I tested with 1, 3, 5, 10 and 20 (current) equally filled energy bins with the test_energy_binning branch, which is now ready for the PR. I think the confusion matrix is the best way to compare between these, because even if the binning in the training is different, we can test the with the same binning (the one we use later to compute sensitivity).
I know they are too many plots and is difficult to see because they are all really similar. My conclusion is that the binning is not affecting too much, but I can see that the best performance is achieved when the number of bins is reduced (3 or 5), but not 1. So I would stop using 20 bins by default and probably reduce it to 3. What do you think?
I focused on the case of 3 event types for the following (because I hope it is the case that will actually be used).

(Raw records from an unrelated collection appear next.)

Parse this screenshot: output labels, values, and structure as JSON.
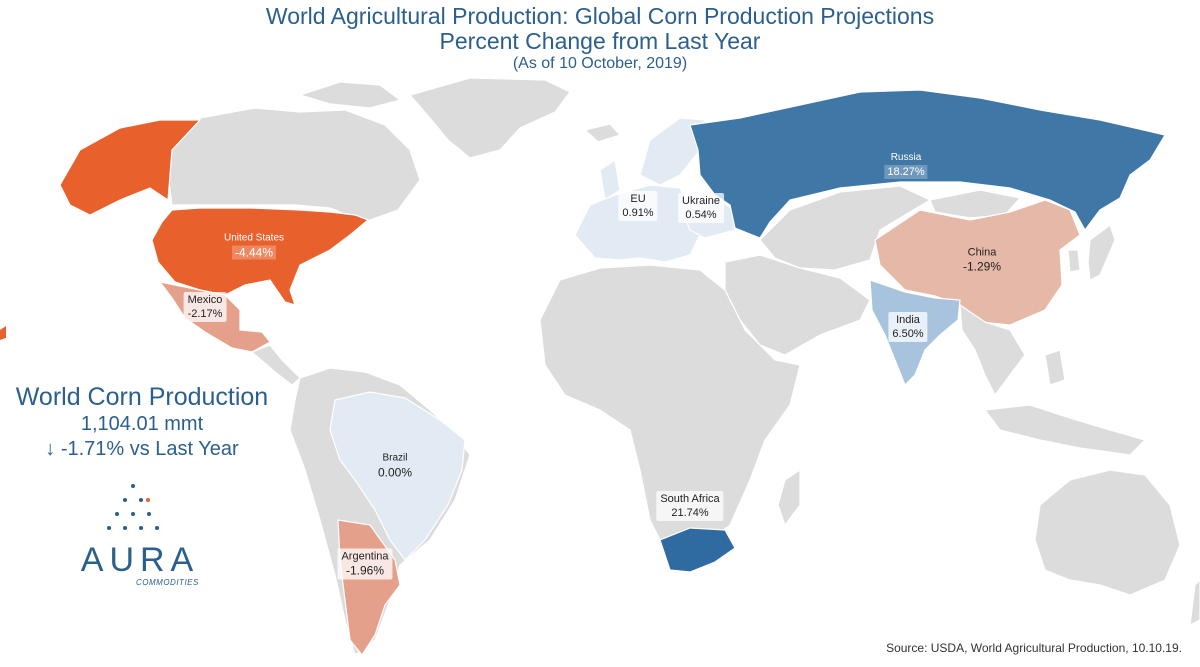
{
  "header": {
    "title": "World Agricultural Production: Global Corn Production Projections",
    "subtitle": "Percent Change from Last Year",
    "as_of": "(As of 10 October, 2019)"
  },
  "colors": {
    "strong_decrease": "#e8602c",
    "moderate_decrease": "#e4a08b",
    "slight_decrease": "#e6b8a8",
    "neutral": "#e2ebf4",
    "slight_increase": "#cfe0f0",
    "moderate_increase": "#a8c3dd",
    "strong_increase": "#3f77a6",
    "very_strong_increase": "#2f6aa0",
    "no_data_land": "#dcdcdc",
    "text_blue": "#2b5f8e"
  },
  "regions": [
    {
      "name": "United States",
      "value": "-4.44%"
    },
    {
      "name": "Mexico",
      "value": "-2.17%"
    },
    {
      "name": "Brazil",
      "value": "0.00%"
    },
    {
      "name": "Argentina",
      "value": "-1.96%"
    },
    {
      "name": "EU",
      "value": "0.91%"
    },
    {
      "name": "Ukraine",
      "value": "0.54%"
    },
    {
      "name": "Russia",
      "value": "18.27%"
    },
    {
      "name": "China",
      "value": "-1.29%"
    },
    {
      "name": "India",
      "value": "6.50%"
    },
    {
      "name": "South Africa",
      "value": "21.74%"
    }
  ],
  "summary": {
    "title": "World Corn Production",
    "total": "1,104.01 mmt",
    "change": "↓ -1.71% vs Last Year"
  },
  "logo": {
    "name": "AURA",
    "sub": "COMMODITIES"
  },
  "source": "Source: USDA, World Agricultural Production, 10.10.19."
}
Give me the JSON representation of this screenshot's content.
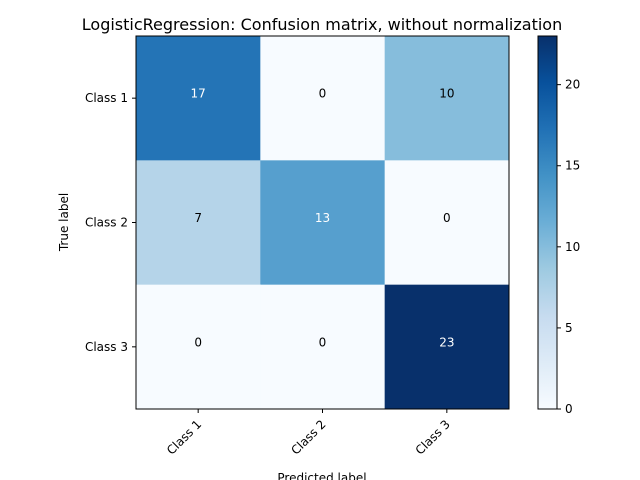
{
  "chart_data": {
    "type": "heatmap",
    "title": "LogisticRegression: Confusion matrix, without normalization",
    "xlabel": "Predicted label",
    "ylabel": "True label",
    "x_categories": [
      "Class 1",
      "Class 2",
      "Class 3"
    ],
    "y_categories": [
      "Class 1",
      "Class 2",
      "Class 3"
    ],
    "values": [
      [
        17,
        0,
        10
      ],
      [
        7,
        13,
        0
      ],
      [
        0,
        0,
        23
      ]
    ],
    "colormap": "Blues",
    "color_range": [
      0,
      23
    ],
    "colorbar_ticks": [
      "0",
      "5",
      "10",
      "15",
      "20"
    ],
    "x_tick_rotation_deg": 45,
    "grid": false
  }
}
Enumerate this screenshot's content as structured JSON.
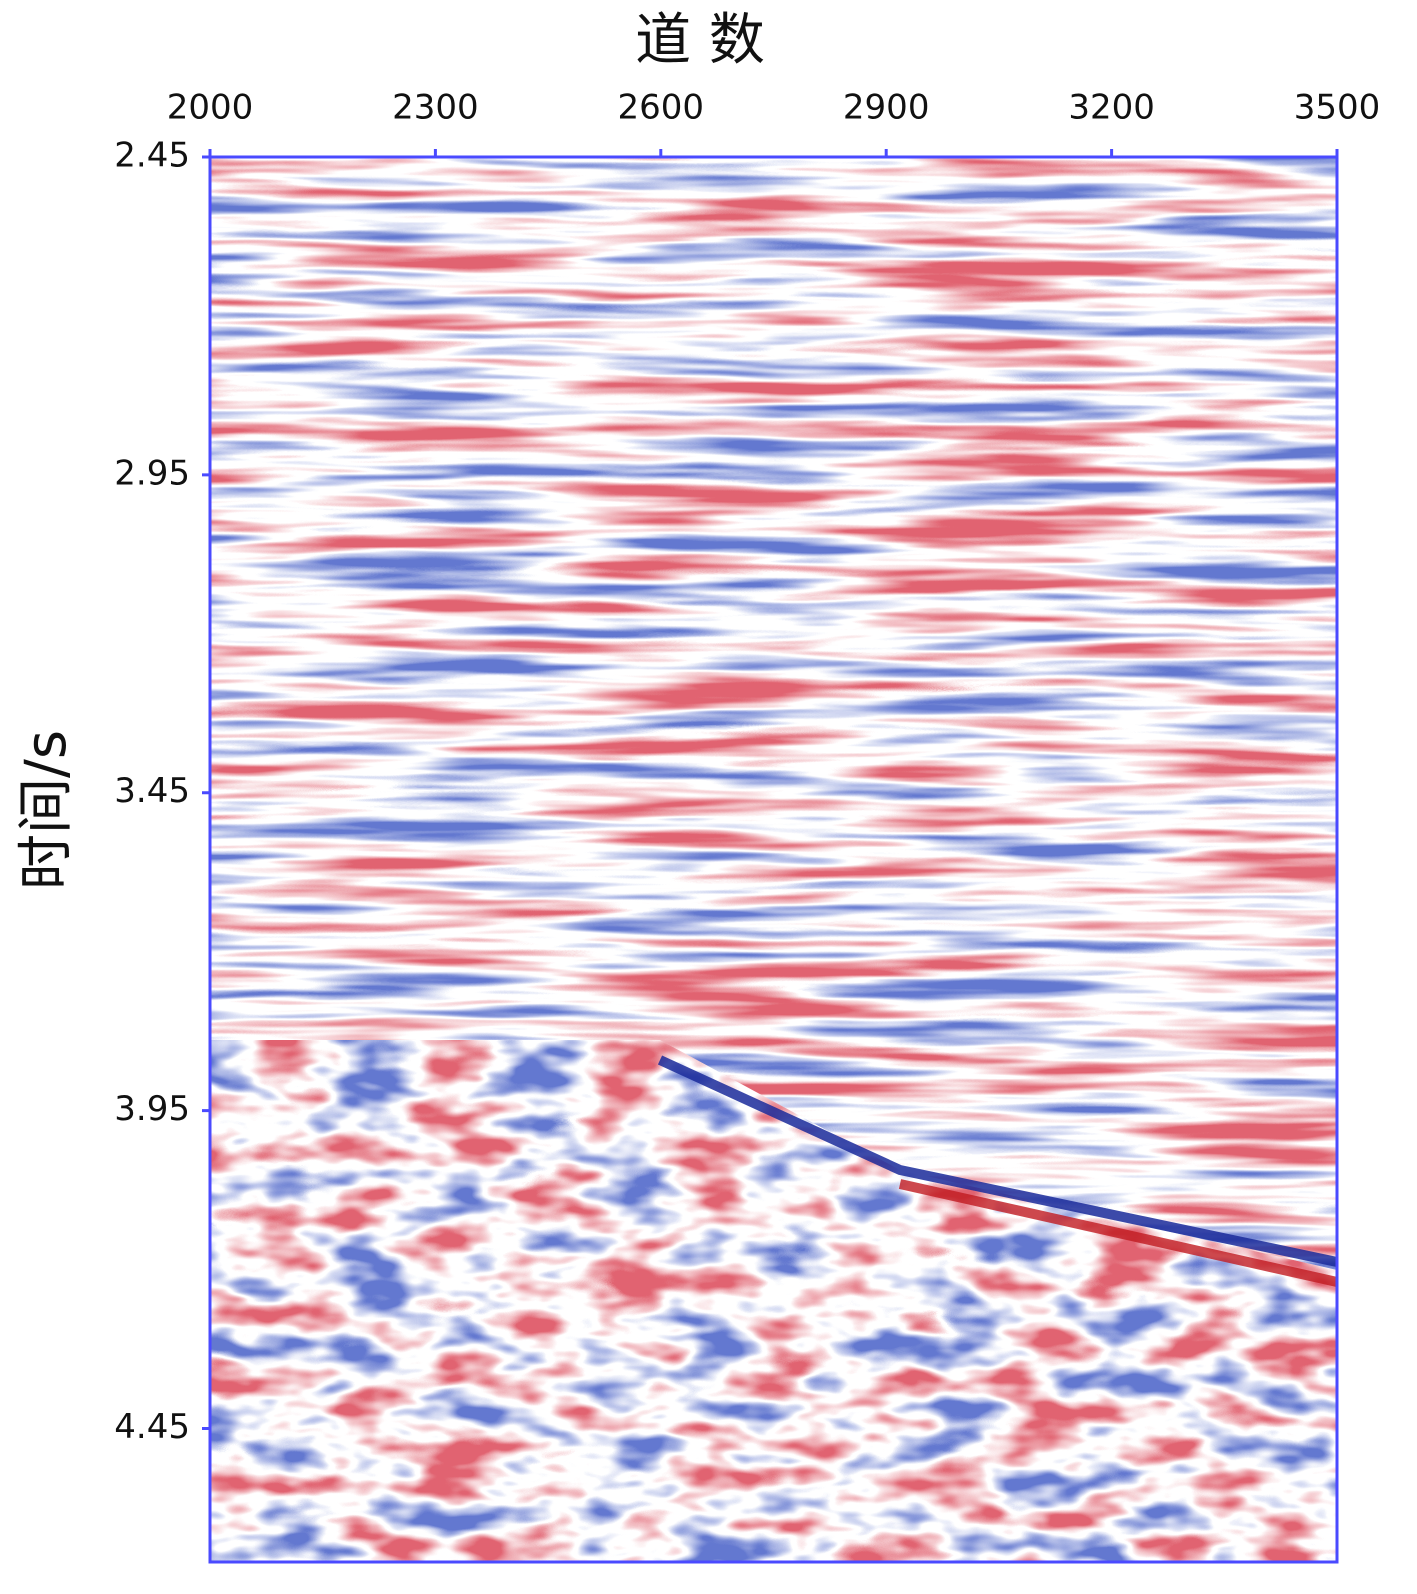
{
  "chart_data": {
    "type": "seismic-section",
    "xlabel": "道 数",
    "ylabel": "时间/s",
    "xlim": [
      2000,
      3500
    ],
    "xticks": [
      2000,
      2300,
      2600,
      2900,
      3200,
      3500
    ],
    "ylim": [
      2.45,
      4.66
    ],
    "yticks": [
      2.45,
      2.95,
      3.45,
      3.95,
      4.45
    ],
    "x_axis_position": "top",
    "y_inverted": true,
    "axis_color": "#4a4aff",
    "colormap": [
      "#c0202a",
      "#ffffff",
      "#2030a0"
    ]
  }
}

It seems to me that the difference is only seen at the highest energy bins, above 50 TeV. For all the bins below I think the difference is small enough to be considered within statistical fluctuations. For those very-high-energy bins, we do benefit from the increase in energy bins in the training. This is expected considering the steep energy distribution. The NN will naturally focus on the more abundant low-energy examples it sees. The difference is not large though and probably not worth the increase in complication. One could also argue that above 50 TeV the differences we see are inconsequential considering the amount of events we have at those energies and their inherent good quality to begin with.
So, to make a long story short, I think it won't make a difference if we reduce the number of energy bins. The best compromise between performance and simplicity is if we use 10 bins, but going down to three wouldn't be too bad either. If you think using three bins is simpler/easier than 10, let's use that. Otherwise, perhaps using 10 bins is best.
Yes, you're right, the highest energy bins work better with 10 bins, so let's use that.
OK!
We can probably improve performance if we optimise the number and distribution of energy bins. Worth a try at least.